Os primeiros insistem que é preciso “preparar a população, já na escola, a viver períodos sem trabalho profissional, quando inúmeras outras atividades... voluntárias poderão desenvolver-se, entre os segundos, prevalece a preocupação em profissionalizar, “capitalizando” em relações sócias “competências” relacionais, transformando o emprego “o que há de mais especificamente humano”: “fazer entrar mesmo à base de fórceps as mais fundamentais relações humanas no tempo profissionalizado. Encontramos aqui, em outro nível, o debate lançado por Paolo Virno sobre este “por em trabalho” “aquilo que há de mais comum, isto é, o intelecto e a palavra”, “o supra-sumo da sujeição”. “Ninguém é mais depauperado que aquele que vê... seu poder de fala reduzido a um trabalho assalariado”, ou melhor: nada pode ser mais empobrecedor para uma cultura que ver os elos afetivos mais espontêneos entre as pessoas – a simpatia, a empatia, a compaixão, o cuidado, a comunicação etc. – “objetivados em estágios de formação e diplomas” e utilizados para satisfazer um empregador, ganhar um cliente: ao primeiro, “saber vender-se” e, ao segundo, saber vender.

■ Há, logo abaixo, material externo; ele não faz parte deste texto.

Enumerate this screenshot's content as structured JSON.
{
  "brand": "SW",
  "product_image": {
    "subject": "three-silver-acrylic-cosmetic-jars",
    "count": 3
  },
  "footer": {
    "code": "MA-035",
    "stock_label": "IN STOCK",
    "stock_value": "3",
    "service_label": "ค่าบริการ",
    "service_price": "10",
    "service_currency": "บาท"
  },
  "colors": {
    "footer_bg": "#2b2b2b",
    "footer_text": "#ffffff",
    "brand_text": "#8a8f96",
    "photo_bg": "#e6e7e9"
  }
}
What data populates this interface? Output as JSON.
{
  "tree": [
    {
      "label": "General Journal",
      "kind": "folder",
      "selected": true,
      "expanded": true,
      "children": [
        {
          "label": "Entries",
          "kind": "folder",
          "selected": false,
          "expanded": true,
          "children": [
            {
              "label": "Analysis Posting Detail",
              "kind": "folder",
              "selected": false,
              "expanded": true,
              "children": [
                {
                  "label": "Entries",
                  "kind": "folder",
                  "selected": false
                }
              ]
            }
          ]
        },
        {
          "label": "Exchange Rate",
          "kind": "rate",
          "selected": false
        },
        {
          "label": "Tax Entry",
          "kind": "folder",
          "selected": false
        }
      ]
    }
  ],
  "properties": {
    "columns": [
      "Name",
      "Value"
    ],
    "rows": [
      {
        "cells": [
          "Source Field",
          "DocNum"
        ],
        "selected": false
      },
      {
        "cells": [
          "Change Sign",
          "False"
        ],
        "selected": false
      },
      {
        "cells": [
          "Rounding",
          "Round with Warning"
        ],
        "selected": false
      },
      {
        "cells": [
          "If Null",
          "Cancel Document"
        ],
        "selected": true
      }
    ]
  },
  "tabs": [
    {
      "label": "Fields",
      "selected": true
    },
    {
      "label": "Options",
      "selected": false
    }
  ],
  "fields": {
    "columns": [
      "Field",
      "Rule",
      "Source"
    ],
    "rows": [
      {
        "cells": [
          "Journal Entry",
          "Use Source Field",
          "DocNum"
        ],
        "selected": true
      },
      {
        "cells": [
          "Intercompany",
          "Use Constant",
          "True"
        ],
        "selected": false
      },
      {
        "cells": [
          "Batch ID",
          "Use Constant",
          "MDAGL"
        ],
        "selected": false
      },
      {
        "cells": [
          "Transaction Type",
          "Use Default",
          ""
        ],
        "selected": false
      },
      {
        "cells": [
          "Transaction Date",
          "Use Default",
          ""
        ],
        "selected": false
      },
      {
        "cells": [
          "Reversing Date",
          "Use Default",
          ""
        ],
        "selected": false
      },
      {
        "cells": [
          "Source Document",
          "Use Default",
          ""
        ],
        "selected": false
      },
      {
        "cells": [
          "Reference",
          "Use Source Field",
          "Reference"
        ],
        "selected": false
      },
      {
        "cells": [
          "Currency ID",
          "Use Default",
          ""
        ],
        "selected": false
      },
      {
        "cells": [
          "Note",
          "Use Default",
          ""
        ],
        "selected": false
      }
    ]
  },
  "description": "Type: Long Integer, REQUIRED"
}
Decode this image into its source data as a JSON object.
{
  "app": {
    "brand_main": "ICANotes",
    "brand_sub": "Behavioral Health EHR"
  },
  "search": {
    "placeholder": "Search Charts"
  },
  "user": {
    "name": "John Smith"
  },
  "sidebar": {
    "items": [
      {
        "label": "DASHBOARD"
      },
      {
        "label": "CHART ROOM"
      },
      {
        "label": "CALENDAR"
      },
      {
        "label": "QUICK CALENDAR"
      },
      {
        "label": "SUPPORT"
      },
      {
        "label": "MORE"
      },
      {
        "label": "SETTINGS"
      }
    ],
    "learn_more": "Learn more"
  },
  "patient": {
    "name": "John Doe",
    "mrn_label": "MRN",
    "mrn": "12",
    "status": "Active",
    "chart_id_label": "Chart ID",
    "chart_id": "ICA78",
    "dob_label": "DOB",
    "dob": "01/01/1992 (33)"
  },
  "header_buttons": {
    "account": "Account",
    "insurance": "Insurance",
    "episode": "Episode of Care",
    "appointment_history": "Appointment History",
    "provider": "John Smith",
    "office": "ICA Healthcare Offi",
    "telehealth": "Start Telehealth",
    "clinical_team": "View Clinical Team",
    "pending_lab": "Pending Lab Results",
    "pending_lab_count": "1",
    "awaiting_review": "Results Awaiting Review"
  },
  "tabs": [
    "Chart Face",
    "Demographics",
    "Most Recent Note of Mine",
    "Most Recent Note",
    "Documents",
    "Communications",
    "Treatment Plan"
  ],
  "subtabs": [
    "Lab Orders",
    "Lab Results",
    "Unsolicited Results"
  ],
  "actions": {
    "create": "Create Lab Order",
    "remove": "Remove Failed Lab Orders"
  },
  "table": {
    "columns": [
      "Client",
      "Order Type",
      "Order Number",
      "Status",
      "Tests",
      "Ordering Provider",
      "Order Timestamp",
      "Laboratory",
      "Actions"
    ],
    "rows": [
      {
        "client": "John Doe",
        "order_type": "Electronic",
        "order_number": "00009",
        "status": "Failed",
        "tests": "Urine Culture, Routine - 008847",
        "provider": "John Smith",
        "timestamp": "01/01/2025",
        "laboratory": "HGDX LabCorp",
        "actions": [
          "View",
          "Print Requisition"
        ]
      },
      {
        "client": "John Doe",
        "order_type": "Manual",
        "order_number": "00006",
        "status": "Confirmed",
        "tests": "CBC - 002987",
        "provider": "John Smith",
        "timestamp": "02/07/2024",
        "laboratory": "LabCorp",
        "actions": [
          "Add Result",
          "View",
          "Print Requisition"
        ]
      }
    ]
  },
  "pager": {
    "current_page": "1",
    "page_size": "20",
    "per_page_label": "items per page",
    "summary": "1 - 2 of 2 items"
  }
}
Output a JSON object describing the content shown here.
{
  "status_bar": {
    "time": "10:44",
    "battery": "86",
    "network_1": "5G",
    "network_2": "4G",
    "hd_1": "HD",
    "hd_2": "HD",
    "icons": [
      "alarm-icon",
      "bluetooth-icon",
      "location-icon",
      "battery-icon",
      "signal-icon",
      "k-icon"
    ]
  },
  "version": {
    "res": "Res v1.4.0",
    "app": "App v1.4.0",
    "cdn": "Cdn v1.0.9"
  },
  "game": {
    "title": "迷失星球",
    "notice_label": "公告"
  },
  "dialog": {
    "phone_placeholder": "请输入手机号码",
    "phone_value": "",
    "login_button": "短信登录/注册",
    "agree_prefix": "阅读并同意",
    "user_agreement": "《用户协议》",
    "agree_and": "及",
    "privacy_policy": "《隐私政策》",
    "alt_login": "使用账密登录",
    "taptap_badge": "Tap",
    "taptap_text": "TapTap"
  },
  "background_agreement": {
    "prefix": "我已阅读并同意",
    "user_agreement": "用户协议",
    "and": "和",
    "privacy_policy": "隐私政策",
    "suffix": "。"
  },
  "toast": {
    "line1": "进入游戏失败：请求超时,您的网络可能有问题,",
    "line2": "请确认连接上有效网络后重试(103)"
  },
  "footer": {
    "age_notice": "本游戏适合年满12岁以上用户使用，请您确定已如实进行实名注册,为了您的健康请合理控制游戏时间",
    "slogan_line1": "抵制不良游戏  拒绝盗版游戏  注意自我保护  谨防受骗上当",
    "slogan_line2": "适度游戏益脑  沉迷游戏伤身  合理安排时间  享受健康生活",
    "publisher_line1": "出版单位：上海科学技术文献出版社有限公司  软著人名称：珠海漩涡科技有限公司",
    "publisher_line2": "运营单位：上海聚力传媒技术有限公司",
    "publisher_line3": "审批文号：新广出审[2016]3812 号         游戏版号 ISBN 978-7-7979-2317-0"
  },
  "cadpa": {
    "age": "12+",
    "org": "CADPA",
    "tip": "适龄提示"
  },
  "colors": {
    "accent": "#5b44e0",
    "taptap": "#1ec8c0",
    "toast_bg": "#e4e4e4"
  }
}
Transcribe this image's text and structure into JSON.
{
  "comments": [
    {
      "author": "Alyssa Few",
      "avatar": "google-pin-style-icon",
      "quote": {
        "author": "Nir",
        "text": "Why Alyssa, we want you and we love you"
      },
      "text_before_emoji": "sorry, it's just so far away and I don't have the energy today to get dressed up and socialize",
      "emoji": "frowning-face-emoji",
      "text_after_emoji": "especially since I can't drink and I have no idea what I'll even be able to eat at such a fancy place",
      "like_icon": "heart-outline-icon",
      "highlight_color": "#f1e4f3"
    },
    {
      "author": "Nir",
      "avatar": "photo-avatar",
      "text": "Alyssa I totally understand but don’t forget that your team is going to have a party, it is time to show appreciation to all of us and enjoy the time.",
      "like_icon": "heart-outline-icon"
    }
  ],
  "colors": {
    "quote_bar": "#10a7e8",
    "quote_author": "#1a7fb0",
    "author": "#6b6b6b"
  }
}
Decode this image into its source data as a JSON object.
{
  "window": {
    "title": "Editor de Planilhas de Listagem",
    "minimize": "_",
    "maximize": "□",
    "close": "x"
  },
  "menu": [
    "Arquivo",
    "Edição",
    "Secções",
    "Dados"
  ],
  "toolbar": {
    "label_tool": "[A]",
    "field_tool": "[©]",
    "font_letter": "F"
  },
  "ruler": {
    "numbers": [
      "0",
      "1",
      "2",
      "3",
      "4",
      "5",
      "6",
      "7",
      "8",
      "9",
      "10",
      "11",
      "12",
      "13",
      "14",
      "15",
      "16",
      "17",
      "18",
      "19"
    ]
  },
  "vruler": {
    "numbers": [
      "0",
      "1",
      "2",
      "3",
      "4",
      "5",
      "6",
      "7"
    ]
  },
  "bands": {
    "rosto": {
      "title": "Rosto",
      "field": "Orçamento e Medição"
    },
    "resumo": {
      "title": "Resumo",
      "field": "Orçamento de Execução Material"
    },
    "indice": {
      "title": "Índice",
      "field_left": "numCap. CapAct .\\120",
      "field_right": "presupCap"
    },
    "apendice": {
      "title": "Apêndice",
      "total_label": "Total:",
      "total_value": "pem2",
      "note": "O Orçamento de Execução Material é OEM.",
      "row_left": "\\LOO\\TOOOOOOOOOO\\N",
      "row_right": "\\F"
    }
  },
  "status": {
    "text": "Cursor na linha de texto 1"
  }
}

FONTE: Excerto do Livro: GORZ, André. Misérias do Presente, Riqueza do Possível. Trad. Ana Montoia. São Paulo: Annablume, 2004, pp.81-82.
*ANDRÉ GORZ. Nascido em Viena em 1923. Viveu na França. Suicidou-se ...Intelectual reconhecido internacionalmente. Autor de 16 livros, dos quais seis foram ou estão sendo traduzidos para o português.